I know there is an emergency stop button plugin, but how hard would it be to have a physical button to trigger it?
That could be a case for our plugin guru @jneilliii
I did see this once, which is similar idea
Unnecessary for me to do anything. I think the Enclosure plugin supports that if I'm not mistaken. Or possibly this one..
Configuration couldn’t be simpler, all you need is to configure listening board pin (board mode) and if the second switch terminal is connected to ground or 3.3V.
What's a "Listening board"?
I assume that would be a GPIO pin on your Raspberry Pi that it monitors.
Edit: Looking at the code, I suspect that is correct because it's using RPi.GPIO library in the plugin.
Additional warnings on their github repo...
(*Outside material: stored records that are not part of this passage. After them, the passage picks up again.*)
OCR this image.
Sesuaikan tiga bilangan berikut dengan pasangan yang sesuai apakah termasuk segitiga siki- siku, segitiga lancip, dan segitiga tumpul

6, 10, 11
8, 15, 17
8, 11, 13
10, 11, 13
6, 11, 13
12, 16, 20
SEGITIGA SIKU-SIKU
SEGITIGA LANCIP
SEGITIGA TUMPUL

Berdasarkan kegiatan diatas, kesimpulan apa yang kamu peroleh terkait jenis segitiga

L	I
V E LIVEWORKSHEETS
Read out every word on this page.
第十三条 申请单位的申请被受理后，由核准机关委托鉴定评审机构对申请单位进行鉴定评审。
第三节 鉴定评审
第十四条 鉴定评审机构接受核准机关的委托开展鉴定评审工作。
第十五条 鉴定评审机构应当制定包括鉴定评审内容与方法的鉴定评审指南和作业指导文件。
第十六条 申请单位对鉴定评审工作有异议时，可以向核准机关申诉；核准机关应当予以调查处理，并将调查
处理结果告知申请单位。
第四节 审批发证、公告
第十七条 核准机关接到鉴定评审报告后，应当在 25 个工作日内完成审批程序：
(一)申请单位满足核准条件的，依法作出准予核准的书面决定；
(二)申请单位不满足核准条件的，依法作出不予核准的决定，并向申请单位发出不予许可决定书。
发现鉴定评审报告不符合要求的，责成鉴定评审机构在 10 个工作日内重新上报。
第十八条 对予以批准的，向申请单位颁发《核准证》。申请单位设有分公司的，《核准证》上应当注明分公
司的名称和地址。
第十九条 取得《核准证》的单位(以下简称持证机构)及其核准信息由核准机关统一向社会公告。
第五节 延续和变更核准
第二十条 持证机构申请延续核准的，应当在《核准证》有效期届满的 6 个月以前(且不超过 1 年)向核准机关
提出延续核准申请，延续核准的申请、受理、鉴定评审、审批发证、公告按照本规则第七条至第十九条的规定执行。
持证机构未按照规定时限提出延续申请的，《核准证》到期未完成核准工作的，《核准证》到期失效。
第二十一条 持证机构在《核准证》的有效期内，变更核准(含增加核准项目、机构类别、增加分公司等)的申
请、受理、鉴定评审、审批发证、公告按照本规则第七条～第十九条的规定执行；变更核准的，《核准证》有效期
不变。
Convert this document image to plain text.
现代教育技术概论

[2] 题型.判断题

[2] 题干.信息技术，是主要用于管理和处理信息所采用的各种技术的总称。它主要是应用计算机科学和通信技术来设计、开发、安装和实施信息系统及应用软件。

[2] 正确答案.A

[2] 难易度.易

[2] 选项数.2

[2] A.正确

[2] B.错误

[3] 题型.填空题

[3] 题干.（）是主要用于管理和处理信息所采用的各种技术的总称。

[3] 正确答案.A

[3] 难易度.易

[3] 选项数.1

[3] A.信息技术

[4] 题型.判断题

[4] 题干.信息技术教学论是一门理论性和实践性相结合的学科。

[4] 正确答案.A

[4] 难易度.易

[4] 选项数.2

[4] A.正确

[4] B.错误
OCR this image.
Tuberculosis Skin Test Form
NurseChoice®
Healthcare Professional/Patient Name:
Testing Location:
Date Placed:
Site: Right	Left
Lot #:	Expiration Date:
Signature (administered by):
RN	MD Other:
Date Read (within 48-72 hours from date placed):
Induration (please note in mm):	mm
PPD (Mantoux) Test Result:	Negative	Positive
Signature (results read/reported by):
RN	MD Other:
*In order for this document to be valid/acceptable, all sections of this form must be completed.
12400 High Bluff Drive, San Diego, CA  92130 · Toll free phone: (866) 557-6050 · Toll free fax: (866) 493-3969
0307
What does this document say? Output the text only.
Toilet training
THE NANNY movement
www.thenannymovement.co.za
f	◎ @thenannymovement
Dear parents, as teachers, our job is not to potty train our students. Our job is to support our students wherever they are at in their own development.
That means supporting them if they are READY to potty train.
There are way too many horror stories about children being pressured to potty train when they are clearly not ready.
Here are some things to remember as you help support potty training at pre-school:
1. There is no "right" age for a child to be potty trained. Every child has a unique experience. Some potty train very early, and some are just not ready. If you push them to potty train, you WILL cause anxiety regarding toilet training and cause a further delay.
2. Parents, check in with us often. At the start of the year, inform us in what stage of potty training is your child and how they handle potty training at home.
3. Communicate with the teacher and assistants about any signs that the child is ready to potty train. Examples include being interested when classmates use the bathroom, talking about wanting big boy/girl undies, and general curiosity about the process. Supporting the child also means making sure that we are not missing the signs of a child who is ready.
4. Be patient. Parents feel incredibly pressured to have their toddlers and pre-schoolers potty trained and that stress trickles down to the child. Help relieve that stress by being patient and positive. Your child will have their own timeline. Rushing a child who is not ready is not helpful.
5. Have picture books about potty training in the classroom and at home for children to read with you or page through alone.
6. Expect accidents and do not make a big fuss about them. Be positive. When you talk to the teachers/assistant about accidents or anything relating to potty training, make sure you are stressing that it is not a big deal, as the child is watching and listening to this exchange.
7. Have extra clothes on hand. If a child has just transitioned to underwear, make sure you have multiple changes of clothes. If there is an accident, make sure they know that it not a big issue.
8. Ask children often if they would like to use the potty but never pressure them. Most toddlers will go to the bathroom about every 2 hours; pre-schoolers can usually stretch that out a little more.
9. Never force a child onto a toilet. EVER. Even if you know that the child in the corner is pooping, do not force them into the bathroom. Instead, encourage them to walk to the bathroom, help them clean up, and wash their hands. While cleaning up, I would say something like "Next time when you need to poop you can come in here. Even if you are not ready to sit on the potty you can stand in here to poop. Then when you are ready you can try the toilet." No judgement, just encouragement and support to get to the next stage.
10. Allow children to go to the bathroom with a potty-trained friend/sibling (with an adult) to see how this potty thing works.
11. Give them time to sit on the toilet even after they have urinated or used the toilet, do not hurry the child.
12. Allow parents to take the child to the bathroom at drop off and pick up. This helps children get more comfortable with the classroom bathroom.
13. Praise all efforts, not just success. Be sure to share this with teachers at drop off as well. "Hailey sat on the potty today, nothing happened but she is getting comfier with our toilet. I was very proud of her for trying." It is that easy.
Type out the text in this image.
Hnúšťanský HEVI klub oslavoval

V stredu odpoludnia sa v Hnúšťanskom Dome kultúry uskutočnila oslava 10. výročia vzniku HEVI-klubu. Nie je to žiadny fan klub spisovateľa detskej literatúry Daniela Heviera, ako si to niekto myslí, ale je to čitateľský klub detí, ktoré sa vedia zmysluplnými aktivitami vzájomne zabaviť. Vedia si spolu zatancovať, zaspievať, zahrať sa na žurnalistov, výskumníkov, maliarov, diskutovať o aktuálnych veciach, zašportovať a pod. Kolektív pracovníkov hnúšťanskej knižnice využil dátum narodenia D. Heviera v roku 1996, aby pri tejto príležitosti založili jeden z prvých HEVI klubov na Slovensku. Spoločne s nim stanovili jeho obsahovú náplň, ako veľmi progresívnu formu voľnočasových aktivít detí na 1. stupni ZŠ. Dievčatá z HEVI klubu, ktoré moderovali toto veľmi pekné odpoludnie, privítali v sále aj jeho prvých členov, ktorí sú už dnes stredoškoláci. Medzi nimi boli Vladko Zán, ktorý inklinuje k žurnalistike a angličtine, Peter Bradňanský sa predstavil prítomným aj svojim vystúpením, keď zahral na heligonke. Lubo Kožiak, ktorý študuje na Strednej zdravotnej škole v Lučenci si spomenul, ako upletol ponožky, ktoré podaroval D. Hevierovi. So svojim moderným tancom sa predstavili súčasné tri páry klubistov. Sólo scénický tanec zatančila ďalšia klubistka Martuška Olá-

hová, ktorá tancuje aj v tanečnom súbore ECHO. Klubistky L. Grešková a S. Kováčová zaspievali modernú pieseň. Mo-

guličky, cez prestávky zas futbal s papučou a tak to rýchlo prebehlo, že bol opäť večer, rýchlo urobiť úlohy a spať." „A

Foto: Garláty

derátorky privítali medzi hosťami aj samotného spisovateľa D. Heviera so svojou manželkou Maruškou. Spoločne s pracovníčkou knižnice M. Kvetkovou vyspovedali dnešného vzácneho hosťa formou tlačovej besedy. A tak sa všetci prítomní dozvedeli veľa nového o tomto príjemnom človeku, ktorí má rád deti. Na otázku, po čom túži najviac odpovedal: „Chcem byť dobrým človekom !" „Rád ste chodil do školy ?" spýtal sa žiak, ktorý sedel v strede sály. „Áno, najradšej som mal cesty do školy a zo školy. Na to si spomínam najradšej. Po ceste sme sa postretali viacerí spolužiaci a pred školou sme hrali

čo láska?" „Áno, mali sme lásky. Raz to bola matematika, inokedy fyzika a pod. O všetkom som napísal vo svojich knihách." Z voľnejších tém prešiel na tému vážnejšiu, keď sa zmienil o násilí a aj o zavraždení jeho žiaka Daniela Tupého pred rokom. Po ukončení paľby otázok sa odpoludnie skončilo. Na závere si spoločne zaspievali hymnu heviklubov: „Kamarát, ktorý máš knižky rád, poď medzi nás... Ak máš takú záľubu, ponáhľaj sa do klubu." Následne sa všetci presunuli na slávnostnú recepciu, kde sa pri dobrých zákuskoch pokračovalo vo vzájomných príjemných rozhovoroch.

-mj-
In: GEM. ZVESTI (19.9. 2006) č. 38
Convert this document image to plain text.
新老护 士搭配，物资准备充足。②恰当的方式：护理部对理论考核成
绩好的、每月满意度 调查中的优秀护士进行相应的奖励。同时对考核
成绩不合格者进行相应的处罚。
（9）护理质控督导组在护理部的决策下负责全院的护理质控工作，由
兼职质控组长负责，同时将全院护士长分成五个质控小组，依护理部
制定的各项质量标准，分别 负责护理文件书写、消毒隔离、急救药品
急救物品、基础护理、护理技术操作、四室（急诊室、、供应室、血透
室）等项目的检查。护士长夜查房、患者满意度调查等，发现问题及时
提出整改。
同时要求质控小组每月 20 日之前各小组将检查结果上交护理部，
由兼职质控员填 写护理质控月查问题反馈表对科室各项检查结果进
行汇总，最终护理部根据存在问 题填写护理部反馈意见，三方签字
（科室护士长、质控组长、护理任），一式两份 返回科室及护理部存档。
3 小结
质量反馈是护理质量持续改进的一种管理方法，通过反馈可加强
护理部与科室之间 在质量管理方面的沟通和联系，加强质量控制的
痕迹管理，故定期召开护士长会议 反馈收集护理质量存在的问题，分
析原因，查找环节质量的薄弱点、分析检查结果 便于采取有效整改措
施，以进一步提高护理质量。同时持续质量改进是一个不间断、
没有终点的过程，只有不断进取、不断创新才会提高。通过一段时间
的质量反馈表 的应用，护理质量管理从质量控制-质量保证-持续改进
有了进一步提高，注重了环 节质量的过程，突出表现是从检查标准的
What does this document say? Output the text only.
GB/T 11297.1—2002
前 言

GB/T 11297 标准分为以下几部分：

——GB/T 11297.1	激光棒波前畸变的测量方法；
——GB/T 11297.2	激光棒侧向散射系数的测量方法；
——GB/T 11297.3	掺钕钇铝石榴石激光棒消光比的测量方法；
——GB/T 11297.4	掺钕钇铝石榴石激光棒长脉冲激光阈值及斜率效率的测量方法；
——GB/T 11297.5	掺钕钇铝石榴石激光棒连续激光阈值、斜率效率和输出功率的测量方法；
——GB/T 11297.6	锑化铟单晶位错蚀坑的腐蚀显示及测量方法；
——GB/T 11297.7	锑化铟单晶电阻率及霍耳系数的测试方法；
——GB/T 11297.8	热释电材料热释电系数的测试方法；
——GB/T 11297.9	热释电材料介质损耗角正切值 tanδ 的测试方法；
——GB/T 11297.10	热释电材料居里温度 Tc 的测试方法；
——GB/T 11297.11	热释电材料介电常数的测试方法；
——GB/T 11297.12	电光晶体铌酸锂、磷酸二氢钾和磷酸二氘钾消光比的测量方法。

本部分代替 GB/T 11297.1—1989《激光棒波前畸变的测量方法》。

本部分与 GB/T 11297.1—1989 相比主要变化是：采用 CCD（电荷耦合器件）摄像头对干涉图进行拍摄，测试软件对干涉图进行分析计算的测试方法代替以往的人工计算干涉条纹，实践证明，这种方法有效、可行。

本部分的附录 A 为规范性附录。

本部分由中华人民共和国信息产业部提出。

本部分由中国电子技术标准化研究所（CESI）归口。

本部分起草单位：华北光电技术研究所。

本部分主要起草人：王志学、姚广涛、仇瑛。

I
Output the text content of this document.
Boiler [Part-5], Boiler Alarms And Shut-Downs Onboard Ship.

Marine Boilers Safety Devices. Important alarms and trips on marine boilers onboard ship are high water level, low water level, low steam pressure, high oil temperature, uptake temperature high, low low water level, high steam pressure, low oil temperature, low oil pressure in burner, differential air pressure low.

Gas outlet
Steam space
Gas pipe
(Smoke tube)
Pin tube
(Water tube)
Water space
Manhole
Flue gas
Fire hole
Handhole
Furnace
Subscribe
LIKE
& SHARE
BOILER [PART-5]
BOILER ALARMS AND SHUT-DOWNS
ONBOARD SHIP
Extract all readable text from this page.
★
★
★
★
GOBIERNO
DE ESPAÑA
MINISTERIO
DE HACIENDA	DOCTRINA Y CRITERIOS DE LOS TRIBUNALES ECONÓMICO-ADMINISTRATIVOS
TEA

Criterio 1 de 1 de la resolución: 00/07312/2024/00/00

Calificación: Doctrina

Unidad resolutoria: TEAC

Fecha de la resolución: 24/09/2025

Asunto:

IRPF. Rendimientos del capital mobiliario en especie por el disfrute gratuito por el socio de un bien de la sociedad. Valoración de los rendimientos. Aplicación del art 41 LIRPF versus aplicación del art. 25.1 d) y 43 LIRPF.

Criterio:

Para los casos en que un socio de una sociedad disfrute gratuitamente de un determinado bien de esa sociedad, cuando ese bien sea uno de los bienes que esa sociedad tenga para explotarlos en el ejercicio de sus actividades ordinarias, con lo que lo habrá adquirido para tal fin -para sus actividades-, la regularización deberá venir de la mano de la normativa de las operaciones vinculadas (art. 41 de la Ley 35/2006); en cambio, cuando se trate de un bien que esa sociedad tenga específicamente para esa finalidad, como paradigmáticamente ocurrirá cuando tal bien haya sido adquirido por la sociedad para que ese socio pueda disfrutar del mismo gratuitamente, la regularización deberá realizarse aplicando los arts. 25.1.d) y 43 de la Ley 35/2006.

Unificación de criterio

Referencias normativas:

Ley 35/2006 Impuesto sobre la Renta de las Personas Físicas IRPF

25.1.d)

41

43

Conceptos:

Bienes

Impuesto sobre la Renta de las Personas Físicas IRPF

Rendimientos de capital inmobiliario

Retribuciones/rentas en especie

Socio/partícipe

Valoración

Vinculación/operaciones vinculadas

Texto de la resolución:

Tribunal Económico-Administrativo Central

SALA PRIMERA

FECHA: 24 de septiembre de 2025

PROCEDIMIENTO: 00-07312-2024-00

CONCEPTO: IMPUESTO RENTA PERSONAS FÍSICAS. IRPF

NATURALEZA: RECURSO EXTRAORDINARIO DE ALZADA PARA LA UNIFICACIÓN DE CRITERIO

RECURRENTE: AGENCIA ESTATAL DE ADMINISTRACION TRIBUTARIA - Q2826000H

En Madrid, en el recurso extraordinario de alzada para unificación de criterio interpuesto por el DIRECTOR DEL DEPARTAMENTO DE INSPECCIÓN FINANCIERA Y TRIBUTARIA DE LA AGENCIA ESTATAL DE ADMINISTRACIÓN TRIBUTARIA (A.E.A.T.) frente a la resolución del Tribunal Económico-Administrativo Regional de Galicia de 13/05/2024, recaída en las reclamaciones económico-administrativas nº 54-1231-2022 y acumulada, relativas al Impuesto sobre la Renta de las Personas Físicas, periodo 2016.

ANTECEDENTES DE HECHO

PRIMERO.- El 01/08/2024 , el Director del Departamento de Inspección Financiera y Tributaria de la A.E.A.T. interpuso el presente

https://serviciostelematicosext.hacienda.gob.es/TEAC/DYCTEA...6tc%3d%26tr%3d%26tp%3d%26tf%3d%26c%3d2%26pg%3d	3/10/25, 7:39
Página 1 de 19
Let me just use this thread to add some more questions
Whats "board mode"?
And according to the official spread sheets for the GPio pins it might be ok to connect a switch to
Pin 30 (Ground)
Pin 40 (GPIO021)
Is the "switch" meant to be a push button/momentary like a reset switch, or should it be a breaker?
there are 3 methods to address Pis pins:
Often the naming is mixed up.
I have 2 OctoPrint plugins, which named different numbering "board-mode".
Looking at the pinout that @bastelulli posted, it might be easier to connect your switch between Pins 39 and 40 since they are right next to each other (Pin 39 is ground). But Pin 30 for ground would also work, just requires more careful counting to find on the header.
I don't know. Hopefully the documentation for whatever emergency stop plugin you are using should tell you.
EDIT: Looking at the home page for that "Emergency Stop Simplified" plugin, reading between the lines it looks like a regular pushbutton "reset" switch won't work because those switches are normally open (you have to push the button to close the switch). The plugin's homepage says that it is looking for a switch to open, so you would want a normally closed switch that will open when you press it. I haven't dived through the plugin's source to see what happens if the switch is held open (like what would happen with a toggle switch) so I don't have any advice between a push-button or a toggle switch (or even a latching push-button).
It's always a good choice to avoide
GPIO2 / GPIO3 (can be used as I2C)
GPIO10 / GPIO9 / GPIO11 (can be used as SPI)
GPIO14 / GPIO15 (can be used as TX/RX)
GPIO16 / GPIO19 / GPIO20 / GPIO21 (can be used as SPI)
GPIO8 / GPIO7 (can be used as special SPI)
also these pins can be configured as "normal".
But it would be a pitty if one someone in future need a bus connection and the needed pin then is blocked by a push button or whatever.